TechNet’s state program supports the following principles:

  • Research and development tax credits that spur growth in key technology sectors.
  • Expanding access to existing tax credits for gig and sharing economy participants.
  • Lower corporate tax burdens and/or prevent attempts to raise corporate and payroll taxes in order to fund additional government services.
  • Preventing attempts by states to tax pre-written computer software and cloud computing services or software as a service (SaaS).
  • Engagement on nexus tax legislation that negatively impact member companies and small businesses that are seeking to comply post-South Dakota v. Wayfair, including but not limited to marketplace facilitator nexus, economic nexus, payment facilitator nexus, and remote seller representative nexus.
  • Support policies that promote startup businesses by not increasing taxes on entrepreneurial investment activities.
  • Promoting and expanding investment tax credits and angel investor tax credits.
  • Tax policy that provides clean energy technologies with a stable tax environment that appropriately supports the industry’s unique financing needs.
  • Find an amenable and consistent way for states to tax or apply fees to the evolution of work (i.e., gig economy), which is rapidly growing and forcing policymakers to grapple with how to tax or apply fees to disruptive technologies that do not rely on brick and mortar presences in a state and are competing with traditional industries that already may be regulated and taxed.

Priority Issues

Exempting Cloud/SaaS Taxes

Many states consider cloud or Software as a Service (SaaS) purchases as an untapped source of revenue as hardware offerings become less prevalent.  The question centers on whether offering storage space in the cloud is a tangible “good” (subject to sales taxes), a “service” (subject to use taxes), or neither of those.  Different states are making different decisions and the situation is still evolving.  TechNet will continue to oppose state-by-state efforts to extend traditional sales taxes to SaaS and related technology services.

Substantial Nexus

As states seek to implement new guidelines or legislation on the collection of sales taxes from remote sellers following the 2018 Supreme Court ruling in South Dakota v.

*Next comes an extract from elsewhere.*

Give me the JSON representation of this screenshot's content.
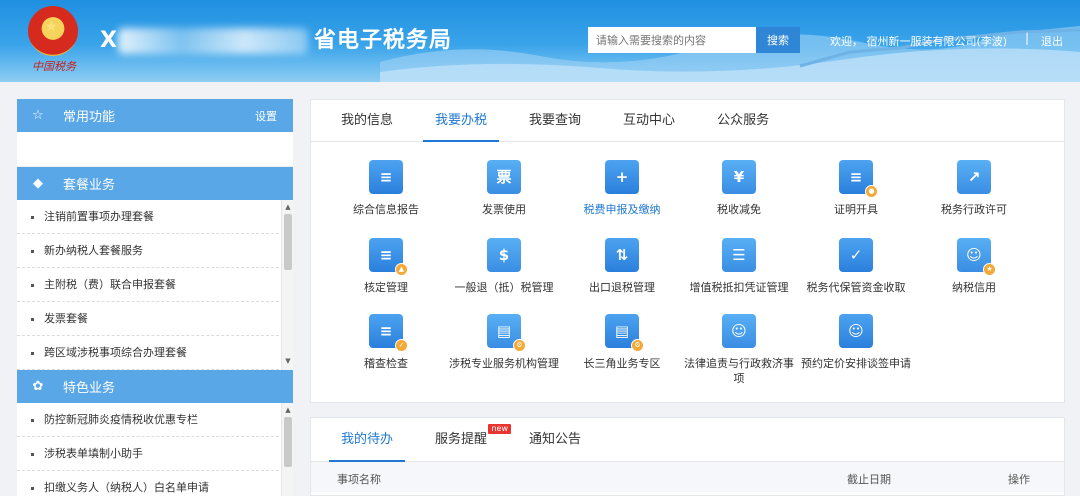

Wayfair, the state program will advocate for a reasonable small business exemption, simplification of tax collection and remittance, limits on audit liability and reporting requirements, and reasonable effective dates to allow for compliance.

Investment Tax Credits

Legislation related to tax credits, such as research and development, employment credits for job creation, angel investor, venture capital, and technology investment/development tax credits, can spur growth, incentivize economic activity, and help companies make decisions regarding where to expand their operations.  The current landscape for state-level tax credits is in flux.  Traditional credits are embraced in some states but discontinued or in jeopardy in others.  Increasingly, new tax credit proposals focus on the startup sector to ensure increased access to venture capital and angel investor dollars needed to succeed in a competitive market.  TechNet will continue to educate policymakers about the benefits of smart investment tax credits, work to protect and/or restore traditional, existing credits, and promote consideration of new kinds of credits aimed at expanding the benefits into the innovation economy.

Clean and Renewable Tax Incentives

Many companies have a vested interest in “going green,” and consumers expect technology companies to be leaders in this endeavor.  Furthermore, because of the global scope and nature of technology companies’ offerings, it is critical that they have a source of affordable, predictable, and reliable energy that will not be interrupted due to the myriad of political circumstances outside a company’s control.  Lower energy costs allow for tech companies to use those savings on other areas of their businesses.  TechNet will promote the continuation and adoption of these incentives.